Congressional Democrats have formally moved to impeach President Donald Trump — and this time, some lawmakers want Vice President JD Vance removed from office alongside him. At least three separate impeachment resolutions have been introduced in the House this Congress, making 2026 one of the most aggressive years for impeachment efforts since Trump first took office.
What Democrats Have Actually Filed
The effort is not a single unified movement — it’s a series of individual resolutions filed by Democratic members of Congress. H.Res.353, H.Res.537, and H.Res.939 are the three primary articles of impeachment introduced so far this Congress. Each resolution targets different aspects of Trump’s conduct in office.
The charges range broadly: alleged abuse of presidential power, what Democrats describe as attacks on the federal judiciary, and conduct related to Trump’s military threats against Iran. Some of the resolutions are narrowly focused on a single incident; others attempt to build a broader case against the administration’s overall governance approach. The resolutions are not coordinated under a single Democratic leadership push — individual members have filed them independently, reflecting frustration within the caucus that leadership has not moved more aggressively.
The Push to Include Vance
Several Democratic lawmakers have gone even further than targeting Trump alone. Some have called for Vice President JD Vance’s removal as well — either through impeachment proceedings or by invoking the 25th Amendment, which allows the Cabinet and Vice President to remove a president deemed unable to discharge his duties. The calls to include Vance reflect a belief among some Democrats that the current administration’s problems are systemic, not limited to any one individual at the top.
It’s worth noting that impeaching a Vice President is constitutionally permitted but extraordinarily rare — it has never been done in American history. The logistical and political hurdles of pursuing dual impeachments simultaneously would be massive even if Democrats held the majority, which they currently do not.
The Political Reality: Why It’s Going Nowhere (For Now)
Republicans control the House of Representatives, and that single fact makes any impeachment vote a near-mathematical impossibility. For articles of impeachment to pass, a simple majority of the House must vote in favor — meaning Democrats would need to flip a significant number of Republican members, something that shows no signs of happening. Even if articles somehow passed the House, removing a president from office requires a two-thirds supermajority in the Senate, a threshold that would demand massive defections from the Republican caucus. No such coalition exists.
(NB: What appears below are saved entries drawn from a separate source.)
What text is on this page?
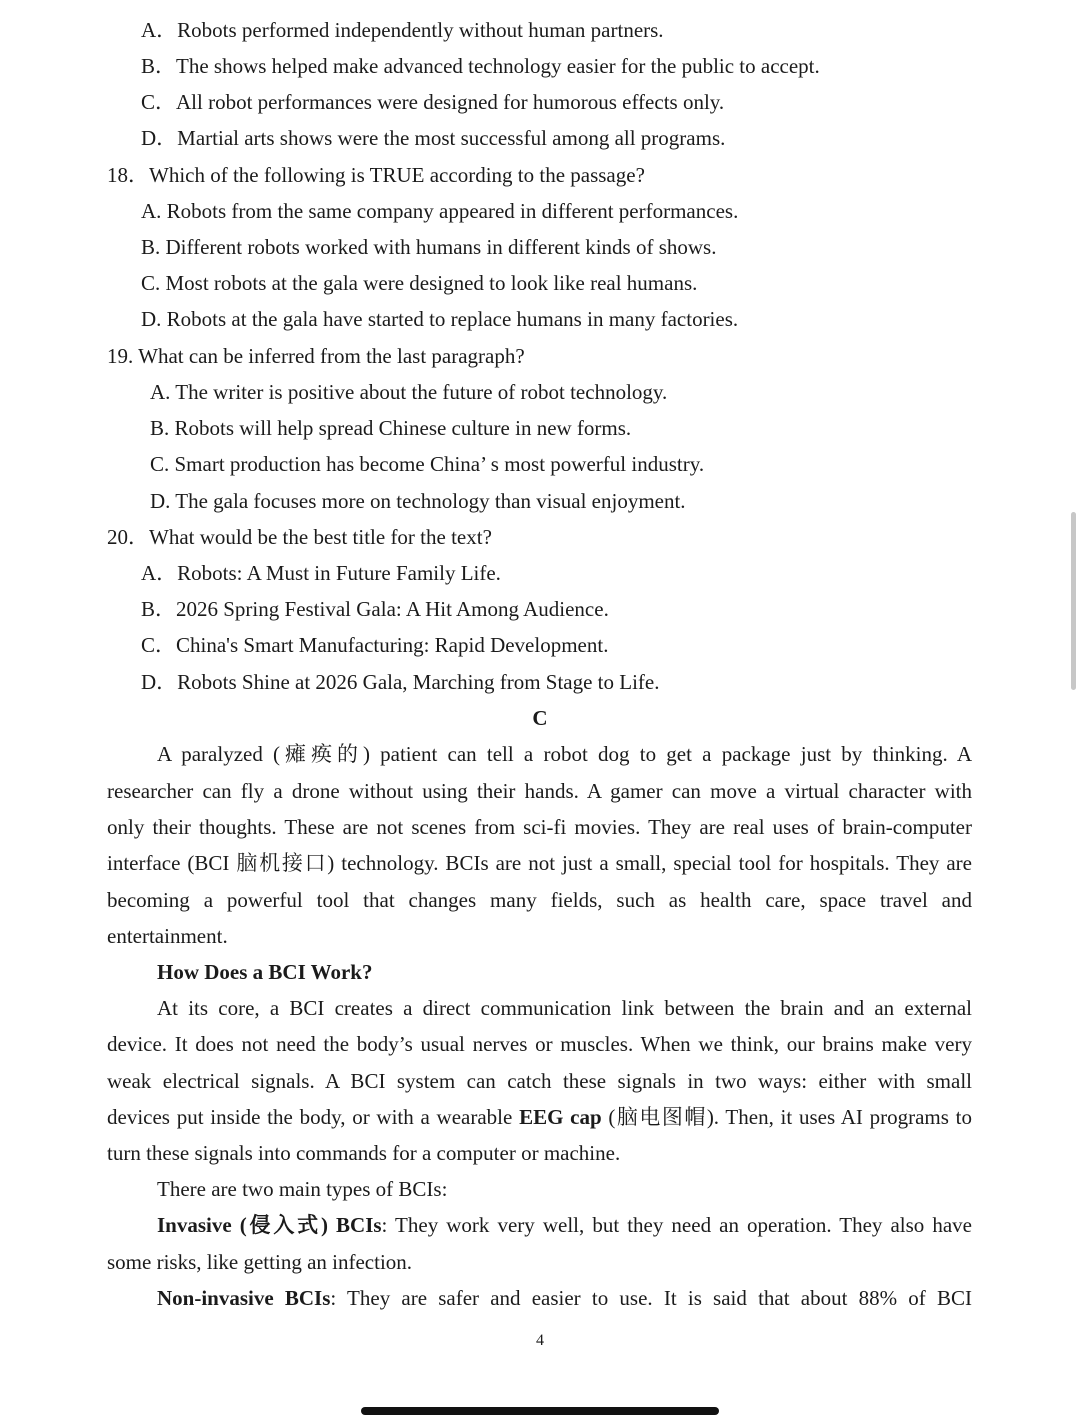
A．Robots performed independently without human partners.
B．The shows helped make advanced technology easier for the public to accept.
C．All robot performances were designed for humorous effects only.
D．Martial arts shows were the most successful among all programs.
18．Which of the following is TRUE according to the passage?
A. Robots from the same company appeared in different performances.
B. Different robots worked with humans in different kinds of shows.
C. Most robots at the gala were designed to look like real humans.
D. Robots at the gala have started to replace humans in many factories.
19. What can be inferred from the last paragraph?
A. The writer is positive about the future of robot technology.
B. Robots will help spread Chinese culture in new forms.
C. Smart production has become China’ s most powerful industry.
D. The gala focuses more on technology than visual enjoyment.
20．What would be the best title for the text?
A．Robots: A Must in Future Family Life.
B．2026 Spring Festival Gala: A Hit Among Audience.
C．China's Smart Manufacturing: Rapid Development.
D．Robots Shine at 2026 Gala, Marching from Stage to Life.
C
A paralyzed (瘫痪的) patient can tell a robot dog to get a package just by thinking. A
researcher can fly a drone without using their hands. A gamer can move a virtual character with
only their thoughts. These are not scenes from sci-fi movies. They are real uses of brain-computer
interface (BCI 脑机接口) technology. BCIs are not just a small, special tool for hospitals. They are
becoming a powerful tool that changes many fields, such as health care, space travel and
entertainment.
How Does a BCI Work?
At its core, a BCI creates a direct communication link between the brain and an external
device. It does not need the body’s usual nerves or muscles. When we think, our brains make very
weak electrical signals. A BCI system can catch these signals in two ways: either with small
devices put inside the body, or with a wearable EEG cap (脑电图帽). Then, it uses AI programs to
turn these signals into commands for a computer or machine.
There are two main types of BCIs:
Invasive (侵入式) BCIs: They work very well, but they need an operation. They also have
some risks, like getting an infection.
Non-invasive BCIs: They are safer and easier to use. It is said that about 88% of BCI
4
Democrats pushing these resolutions are well aware of the arithmetic. Their argument is different: they believe Congress has a constitutional and moral obligation to register its opposition to executive conduct it considers unlawful, regardless of whether removal is politically achievable. The vote itself, they argue, creates a public record — a statement that the Democratic minority formally views Trump’s actions as impeachable offenses, even if the majority disagrees.
What Republicans and the White House Are Saying
The Trump White House and Republican leadership have largely dismissed the impeachment push as political theater — a fundraising tool for Democrats rather than a serious constitutional exercise. Republican members have argued that the resolutions are designed to generate media attention and energize a Democratic base still frustrated by the results of the 2024 election, not to achieve any genuine legislative or constitutional outcome. Speaker allies have indicated there is no intention of bringing any impeachment resolution to the House floor for a vote.
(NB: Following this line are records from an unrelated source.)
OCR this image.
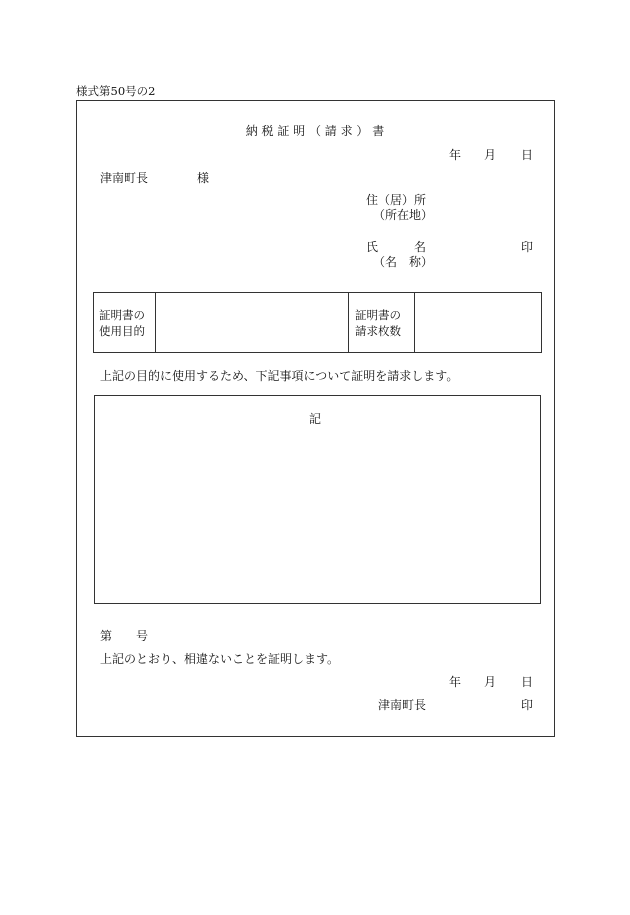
様式第50号の2
納 税 証 明 （ 請 求 ） 書
年 月 日
津南町長	様
住（居）所
（所在地）
氏　　　名
（名　称）
印
証明書の
使用目的
証明書の
請求枚数
上記の目的に使用するため、下記事項について証明を請求します。
記
第 号
上記のとおり、相違ないことを証明します。
年 月 日
津南町長	印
What This Means for Americans
For most Americans, the immediate practical impact of these resolutions is minimal — they are not going to result in Trump or Vance leaving office. But the debate they’re generating is real, and it reflects a deep and ongoing disagreement about the boundaries of presidential power, the role of Congress as a check on the executive branch, and what accountability looks like when the opposition party holds no meaningful legislative leverage. Whether you support the effort or see it as political posturing, this is a conversation that will define the remaining years of the Trump administration.